Is AI the End of Protestant Anthropology?

For several centuries, Western societies have operated under an implicit anthropology:

the human being is justified through work.

This assumption is so deeply ingrained that we rarely recognize it as theological in origin. Yet its roots lie in the Protestant Reformation — and its cultural crystallization was famously analyzed by Max Weber in The Protestant Ethic and the Spirit of Capitalism.

Now artificial intelligence — especially large language models — confronts this anthropology with an unprecedented challenge.

The question is no longer economic.
It is anthropological.


1. What Is “Protestant Anthropology”?

To understand what may be ending, we must clarify what emerged.

With Martin Luther and later John Calvin, the concept of Beruf (calling) underwent a radical transformation.

In medieval Christianity:

  • Monastic life was spiritually superior.

  • Contemplation ranked above labor.

In Protestant thought:

  • Every profession became a divine calling.

  • Ordinary work became sacred duty.

  • Discipline, diligence, and productivity gained moral weight.

Over time, this theology secularized. God disappeared from the narrative, but the structure remained.

The modern version looks like this:

  • Your work defines your identity.

  • Your productivity justifies your worth.

  • Success signals moral superiority.

  • Idleness implies failure of character.

Even in secular societies, this structure persists.
Work is no longer merely economic — it is existential.

This is what we may call Protestant anthropology:
the idea that the human being realizes and legitimizes himself primarily through disciplined productive activity.


2. AI and the Collapse of Cognitive Exclusivity

For centuries, the Protestant work ethic aligned perfectly with industrial and post-industrial capitalism.

  • Physical labor created value.

  • Then cognitive labor created value.

  • Education became the path to moral and economic legitimacy.

But AI disrupts this alignment.

Large language models now:

  • Write essays,

  • Generate code,

  • Conduct analysis,

  • Produce creative texts,

  • Assist in scientific reasoning.

The sphere of “intellectual calling” is no longer uniquely human.

For the first time in history,
cognitive productivity is no longer scarce.

This matters because Protestant anthropology depends on scarcity:

  • Scarcity of discipline,

  • Scarcity of intelligence,

  • Scarcity of achievement.

If high-level output becomes widely accessible through AI,
the moral economy of merit begins to destabilize.


3. Marx’s Unexpected Relevance

Interestingly, this moment fulfills a prediction by Karl Marx.

In the Grundrisse, Marx describes the rise of what he calls the “general intellect” — collective knowledge embedded in machinery — becoming the primary productive force of society.

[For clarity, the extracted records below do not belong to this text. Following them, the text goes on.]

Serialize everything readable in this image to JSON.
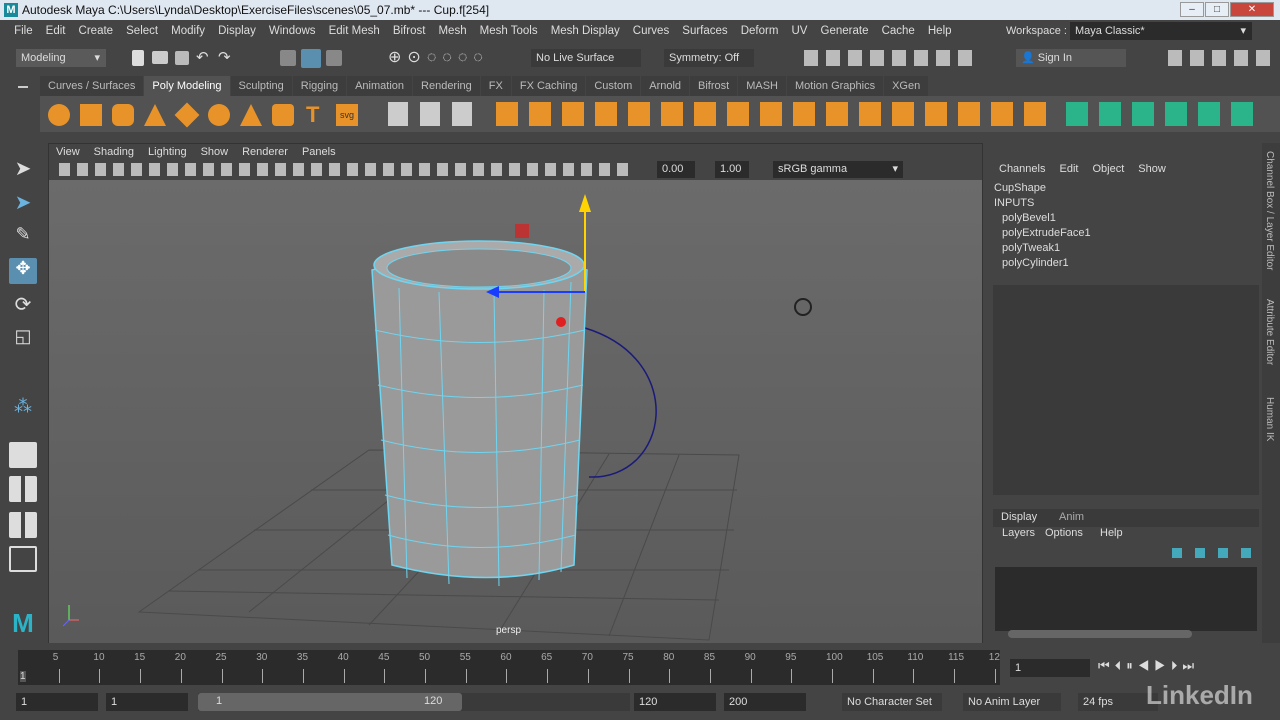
{
  "title": "Autodesk Maya  C:\\Users\\Lynda\\Desktop\\ExerciseFiles\\scenes\\05_07.mb*  ---  Cup.f[254]",
  "menu": [
    "File",
    "Edit",
    "Create",
    "Select",
    "Modify",
    "Display",
    "Windows",
    "Edit Mesh",
    "Bifrost",
    "Mesh",
    "Mesh Tools",
    "Mesh Display",
    "Curves",
    "Surfaces",
    "Deform",
    "UV",
    "Generate",
    "Cache",
    "Help"
  ],
  "workspace": {
    "label": "Workspace :",
    "value": "Maya Classic*"
  },
  "status": {
    "menuset": "Modeling",
    "live_surface": "No Live Surface",
    "symmetry": "Symmetry: Off",
    "sign_in": "Sign In"
  },
  "shelf_tabs": [
    "Curves / Surfaces",
    "Poly Modeling",
    "Sculpting",
    "Rigging",
    "Animation",
    "Rendering",
    "FX",
    "FX Caching",
    "Custom",
    "Arnold",
    "Bifrost",
    "MASH",
    "Motion Graphics",
    "XGen"
  ],
  "shelf_active": "Poly Modeling",
  "panel_menu": [
    "View",
    "Shading",
    "Lighting",
    "Show",
    "Renderer",
    "Panels"
  ],
  "panel_fields": {
    "exposure": "0.00",
    "gamma": "1.00",
    "colorspace": "sRGB gamma"
  },
  "camera_label": "persp",
  "channel_box": {
    "menu": [
      "Channels",
      "Edit",
      "Object",
      "Show"
    ],
    "shape": "CupShape",
    "inputs_label": "INPUTS",
    "inputs": [
      "polyBevel1",
      "polyExtrudeFace1",
      "polyTweak1",
      "polyCylinder1"
    ]
  },
  "layer_editor": {
    "tabs": [
      "Display",
      "Anim"
    ],
    "menu": [
      "Layers",
      "Options",
      "Help"
    ]
  },
  "side_tabs": [
    "Channel Box / Layer Editor",
    "Attribute Editor",
    "Human IK"
  ],
  "timeline": {
    "ticks": [
      "5",
      "10",
      "15",
      "20",
      "25",
      "30",
      "35",
      "40",
      "45",
      "50",
      "55",
      "60",
      "65",
      "70",
      "75",
      "80",
      "85",
      "90",
      "95",
      "100",
      "105",
      "110",
      "115",
      "12"
    ],
    "current": "1",
    "current_frame_field": "1"
  },
  "range": {
    "start": "1",
    "playback_start": "1",
    "slider_start": "1",
    "slider_end": "120",
    "playback_end": "120",
    "end": "200",
    "character_set": "No Character Set",
    "anim_layer": "No Anim Layer",
    "fps": "24 fps"
  },
  "watermark": "LinkedIn"
}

AI is arguably the most literal realization of that idea.

But here is the paradox:

Marx believed technological development would undermine the necessity of alienated labor and open the possibility of human self-development beyond mere work.

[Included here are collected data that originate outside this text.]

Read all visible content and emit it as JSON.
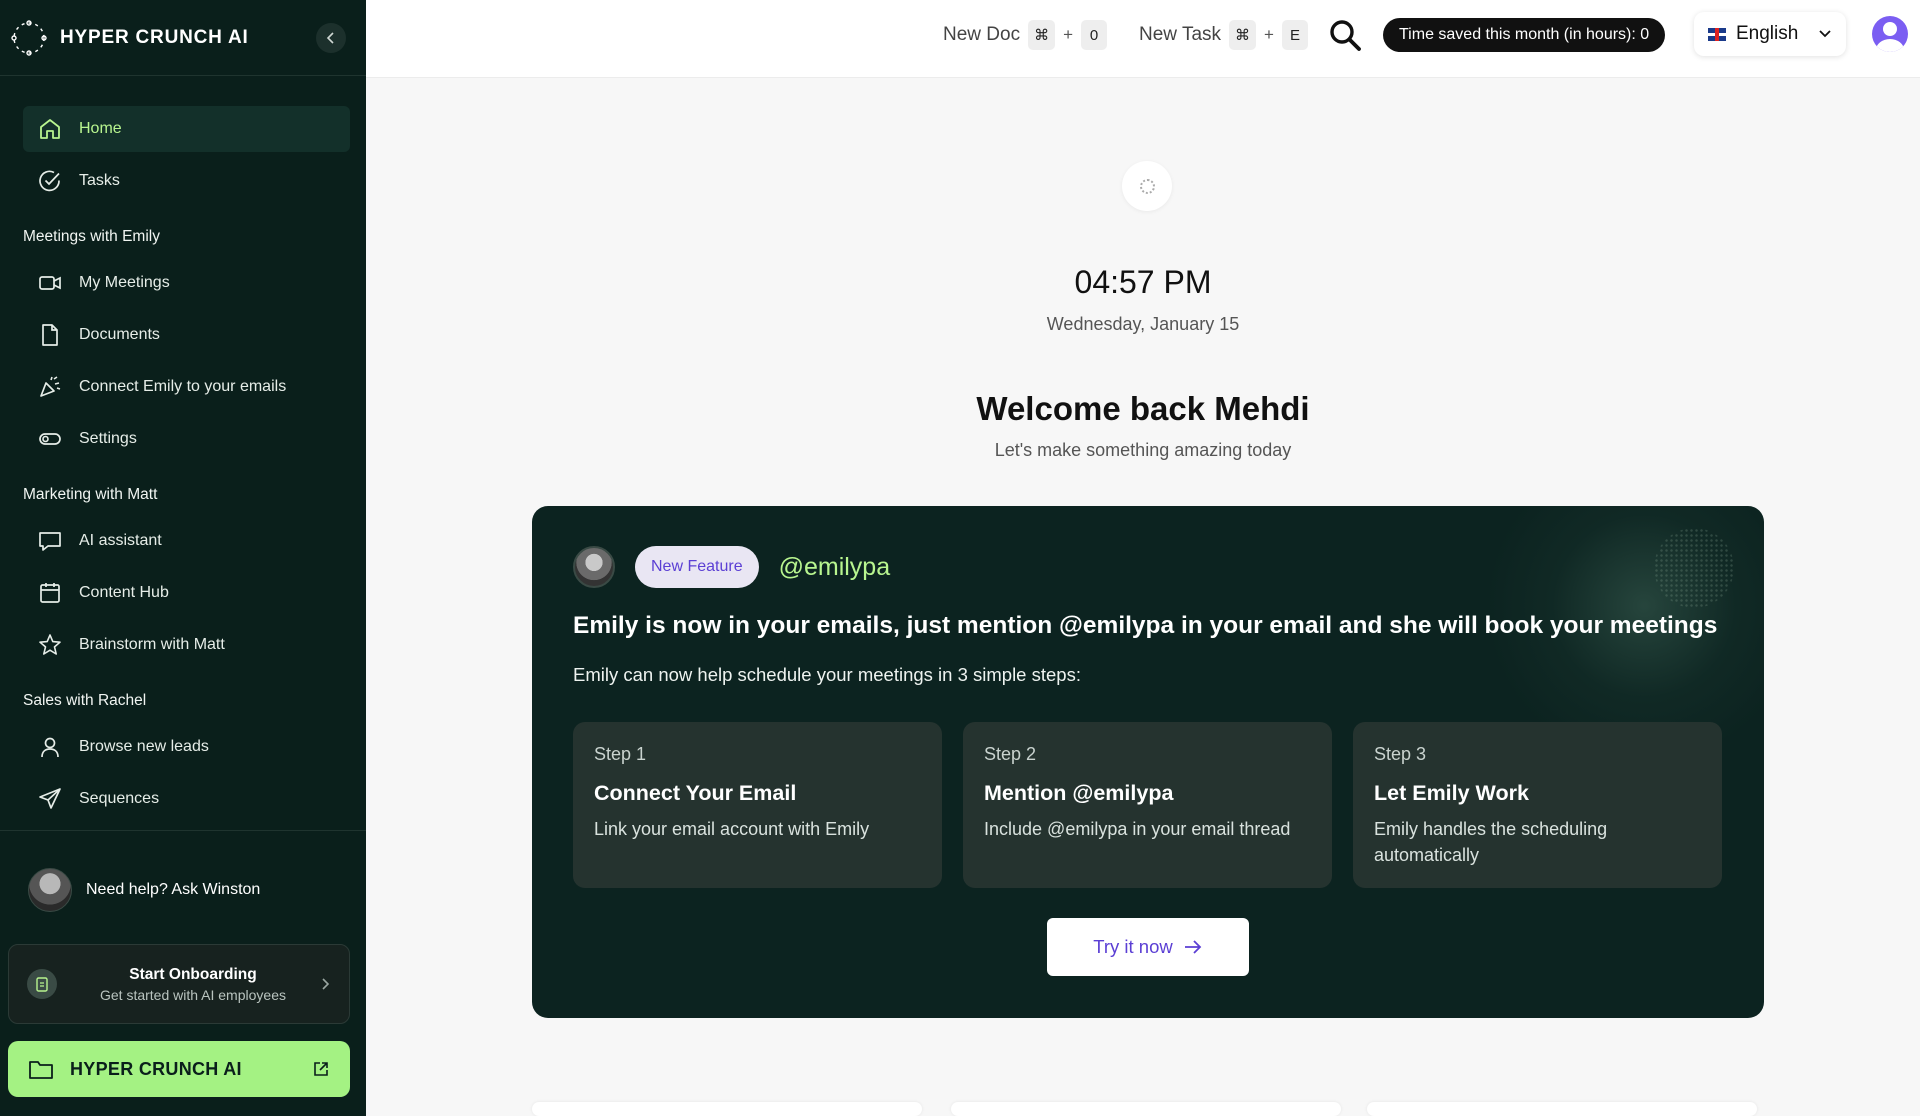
{
  "sidebar": {
    "brand": "HYPER CRUNCH AI",
    "items": {
      "home": "Home",
      "tasks": "Tasks",
      "my_meetings": "My Meetings",
      "documents": "Documents",
      "connect_emails": "Connect Emily to your emails",
      "settings": "Settings",
      "ai_assistant": "AI assistant",
      "content_hub": "Content Hub",
      "brainstorm": "Brainstorm with Matt",
      "browse_leads": "Browse new leads",
      "sequences": "Sequences"
    },
    "sections": {
      "meetings": "Meetings with Emily",
      "marketing": "Marketing with Matt",
      "sales": "Sales with Rachel"
    },
    "help": "Need help? Ask Winston",
    "onboarding": {
      "title": "Start Onboarding",
      "subtitle": "Get started with AI employees"
    },
    "brand_button": "HYPER CRUNCH AI"
  },
  "topbar": {
    "new_doc": "New Doc",
    "new_doc_key1": "⌘",
    "new_doc_key2": "0",
    "new_task": "New Task",
    "new_task_key1": "⌘",
    "new_task_key2": "E",
    "plus": "+",
    "time_saved": "Time saved this month (in hours): 0",
    "language": "English"
  },
  "main": {
    "time": "04:57 PM",
    "date": "Wednesday, January 15",
    "welcome": "Welcome back Mehdi",
    "welcome_sub": "Let's make something amazing today",
    "feature": {
      "badge": "New Feature",
      "handle": "@emilypa",
      "title": "Emily is now in your emails, just mention @emilypa in your email and she will book your meetings",
      "subtitle": "Emily can now help schedule your meetings in 3 simple steps:",
      "steps": [
        {
          "num": "Step 1",
          "title": "Connect Your Email",
          "desc": "Link your email account with Emily"
        },
        {
          "num": "Step 2",
          "title": "Mention @emilypa",
          "desc": "Include @emilypa in your email thread"
        },
        {
          "num": "Step 3",
          "title": "Let Emily Work",
          "desc": "Emily handles the scheduling automatically"
        }
      ],
      "cta": "Try it now"
    }
  },
  "icons": {
    "accent": "#b8f58f",
    "purple": "#5b3fd4",
    "sidebar_bg": "#0a1f1b"
  }
}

Protestant anthropology, however, equates dignity with disciplined labor.

AI therefore fulfills Marx while destabilizing Protestant anthropology.


4. Three Possible Futures

A) Hyper-Meritocracy

Humans compete with AI by escalating standards:

  • Only exceptional creativity counts.

  • Only top-tier innovation matters.

  • Average performance becomes invisible.

This intensifies Protestant anthropology rather than ending it.


B) Instrumentalization Shift

Status shifts from “doing” to “orchestrating”:

  • The valuable person becomes the one who directs AI.

  • Meta-competence replaces primary competence.

Work survives, but in abstracted form.


C) Anthropological Reorientation

If productivity becomes abundant,
human worth may detach from output.

Then questions re-emerge that predate the Reformation:

  • Is dignity intrinsic rather than earned?

  • Is leisure a legitimate human condition?

  • Is contemplation superior to production?

  • Is relationship more central than achievement?

This would represent not merely an economic shift,
but a civilizational one.


5. The Deeper Crisis: Identity Without Output

The most profound challenge AI poses is not unemployment.

It is existential dislocation.

For centuries, especially in high-performance environments, identity has been structured around:

  • Intelligence

  • Competence

  • Achievement

  • Recognition

If AI democratizes high-level output,
what distinguishes the individual?

The Protestant structure says:

You are what you accomplish.

AI asks:

What if accomplishment is no longer uniquely yours?


6. Is This the End?

Perhaps not the end — but a fracture.

Protestant anthropology may not disappear; it may radicalize.
Or it may slowly dissolve into a post-performance model of humanity.

What is clear is this:

AI forces Western societies to confront a buried theological assumption:
that human dignity must be earned through disciplined productivity.

If that assumption collapses,
we return to a much older question:

Is the human being valuable before he performs?

That question is not technological.
It is theological.

And AI may have made it unavoidable.